Dopo qualche minuto lo chiamano. Ma a quel punto inizia la follia. Il ragazzo, di circa 30 anni e di Sant Elia (le generalità non sono state ancora fornite), estrae il martello e colpisce in faccia i due coniugi. Sangue e grida. Probabilmente ha intenzione di attendere il ragazzo, il figlio dei due, e di completare il quadro.

A spingerlo verso tanta follia, probabilmente, stando alle prime indiscrezioni trapelate, ci sarebbe l'astio legato a una ragazza (sembrerebbe la fidanzata del figlio minore dei due coniugi di cui si sarebbe innamorato, al punto che da qualche giorno aveva iniziato ad infastidire sia lui sia lei) e lui, il falso agente penitenziario, vorrebbe chiudere la vicenda a modo suo.

Sono le urla ad attirare le attenzioni di un vicino che dà l'allarme (lo stesso avrebbe fatto il figlio della coppia, insospettitosi dopo la chiamata dei genitori, soprattutto in base a quanto successo nei giorni precedenti). Il ragazzo a quel punto scappa dal balcone (l'appartamento è situato in un primo piano rialzato di un edificio a più livelli). Un gesto durante il quale la divisa del padre resta agganciata alla ringhiera del balcone stesso strappandosi in più punti e rischiando di far restare penzoloni l'aggressore. Quindi, l'uomo si dà alla fuga in città, dove però gli agenti del Commissariato lo rintracciano poco dopo. Per lui scatta un fermo di Polizia giudiziaria per tentato duplice omicidio aggravato e una scia di terrore e di sangue alle sue spalle.

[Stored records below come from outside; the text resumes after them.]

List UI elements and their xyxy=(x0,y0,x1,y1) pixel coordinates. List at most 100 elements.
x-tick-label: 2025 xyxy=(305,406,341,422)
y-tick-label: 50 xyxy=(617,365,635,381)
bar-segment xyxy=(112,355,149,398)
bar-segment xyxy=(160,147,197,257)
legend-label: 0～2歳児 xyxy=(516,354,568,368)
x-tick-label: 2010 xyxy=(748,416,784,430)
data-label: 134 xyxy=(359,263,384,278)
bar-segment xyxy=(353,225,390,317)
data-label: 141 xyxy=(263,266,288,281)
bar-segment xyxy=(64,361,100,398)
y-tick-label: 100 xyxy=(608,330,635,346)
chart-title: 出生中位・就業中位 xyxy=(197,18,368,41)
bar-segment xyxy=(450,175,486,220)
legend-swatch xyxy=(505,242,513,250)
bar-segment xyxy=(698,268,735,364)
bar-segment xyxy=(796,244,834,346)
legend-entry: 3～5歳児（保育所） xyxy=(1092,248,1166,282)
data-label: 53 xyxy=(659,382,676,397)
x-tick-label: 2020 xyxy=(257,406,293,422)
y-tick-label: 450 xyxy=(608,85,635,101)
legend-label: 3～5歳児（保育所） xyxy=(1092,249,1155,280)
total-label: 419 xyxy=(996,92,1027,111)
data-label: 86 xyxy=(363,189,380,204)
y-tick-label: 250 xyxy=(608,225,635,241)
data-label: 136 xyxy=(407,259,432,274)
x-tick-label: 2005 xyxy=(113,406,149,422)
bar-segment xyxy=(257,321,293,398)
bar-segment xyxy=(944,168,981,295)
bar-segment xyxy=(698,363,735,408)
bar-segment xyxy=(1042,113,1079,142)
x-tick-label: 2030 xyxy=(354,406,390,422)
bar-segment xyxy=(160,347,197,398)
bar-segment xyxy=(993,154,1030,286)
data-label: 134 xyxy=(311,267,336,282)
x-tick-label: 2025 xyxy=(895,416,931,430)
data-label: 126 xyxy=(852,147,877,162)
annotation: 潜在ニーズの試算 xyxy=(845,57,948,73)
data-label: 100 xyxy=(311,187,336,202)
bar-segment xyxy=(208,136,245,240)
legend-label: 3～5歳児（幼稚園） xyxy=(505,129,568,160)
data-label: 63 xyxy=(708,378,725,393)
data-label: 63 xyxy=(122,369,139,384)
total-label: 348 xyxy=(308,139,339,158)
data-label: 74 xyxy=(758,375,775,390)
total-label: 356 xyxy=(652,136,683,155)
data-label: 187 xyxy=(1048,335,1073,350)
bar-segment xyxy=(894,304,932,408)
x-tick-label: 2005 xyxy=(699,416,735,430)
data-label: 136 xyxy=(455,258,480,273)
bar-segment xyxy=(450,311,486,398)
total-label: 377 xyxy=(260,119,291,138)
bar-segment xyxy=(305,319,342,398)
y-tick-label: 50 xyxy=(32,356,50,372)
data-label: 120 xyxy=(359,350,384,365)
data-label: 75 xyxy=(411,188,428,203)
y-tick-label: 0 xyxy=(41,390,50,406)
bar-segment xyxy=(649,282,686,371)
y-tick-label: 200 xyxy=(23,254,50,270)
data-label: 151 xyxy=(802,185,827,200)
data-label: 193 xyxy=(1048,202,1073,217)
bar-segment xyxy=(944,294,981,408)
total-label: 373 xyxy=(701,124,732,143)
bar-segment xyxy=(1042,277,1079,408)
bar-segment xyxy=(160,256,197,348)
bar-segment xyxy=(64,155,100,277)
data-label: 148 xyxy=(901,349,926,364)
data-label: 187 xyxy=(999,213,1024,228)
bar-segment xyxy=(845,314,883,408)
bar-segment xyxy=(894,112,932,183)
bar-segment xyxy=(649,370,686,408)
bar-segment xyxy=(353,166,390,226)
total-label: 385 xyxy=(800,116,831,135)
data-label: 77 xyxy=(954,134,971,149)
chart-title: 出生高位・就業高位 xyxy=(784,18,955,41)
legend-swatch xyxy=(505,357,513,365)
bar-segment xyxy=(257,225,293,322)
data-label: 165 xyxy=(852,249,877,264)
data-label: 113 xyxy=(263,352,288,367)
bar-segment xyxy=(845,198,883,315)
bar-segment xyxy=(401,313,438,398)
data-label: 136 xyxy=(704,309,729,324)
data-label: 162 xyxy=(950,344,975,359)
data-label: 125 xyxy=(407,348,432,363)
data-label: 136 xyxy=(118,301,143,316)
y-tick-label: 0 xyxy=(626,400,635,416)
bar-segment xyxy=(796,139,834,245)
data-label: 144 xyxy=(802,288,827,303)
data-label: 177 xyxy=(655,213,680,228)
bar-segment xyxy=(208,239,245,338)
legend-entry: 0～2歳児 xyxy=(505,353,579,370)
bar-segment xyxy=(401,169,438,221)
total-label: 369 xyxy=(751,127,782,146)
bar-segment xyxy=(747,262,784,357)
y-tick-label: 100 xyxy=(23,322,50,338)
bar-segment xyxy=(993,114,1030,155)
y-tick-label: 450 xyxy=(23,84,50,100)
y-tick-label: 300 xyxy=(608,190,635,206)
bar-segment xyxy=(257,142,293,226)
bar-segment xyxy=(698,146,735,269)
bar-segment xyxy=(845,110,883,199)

In seguito alle martellate inferte dal giovane, la donna aggredita è stata prima portata all'ospedale Santa Scolastica di Cassino da parte dei sanitari del 118 accorsi sul posto e poi trasferita con un'eliambulanza in un più attrezzato nosocomio di Roma. Il marito, invece, avrebbe riportato per fortuna ferite più lievi e per questo è rimasto nel nosocomio cassinate. 

Il fatto, un vero "dramma della follia", verificatosi nella tarda serata di ieri, ha generato grande sgomento in una città già duramente provata dai recenti fatti di cronaca.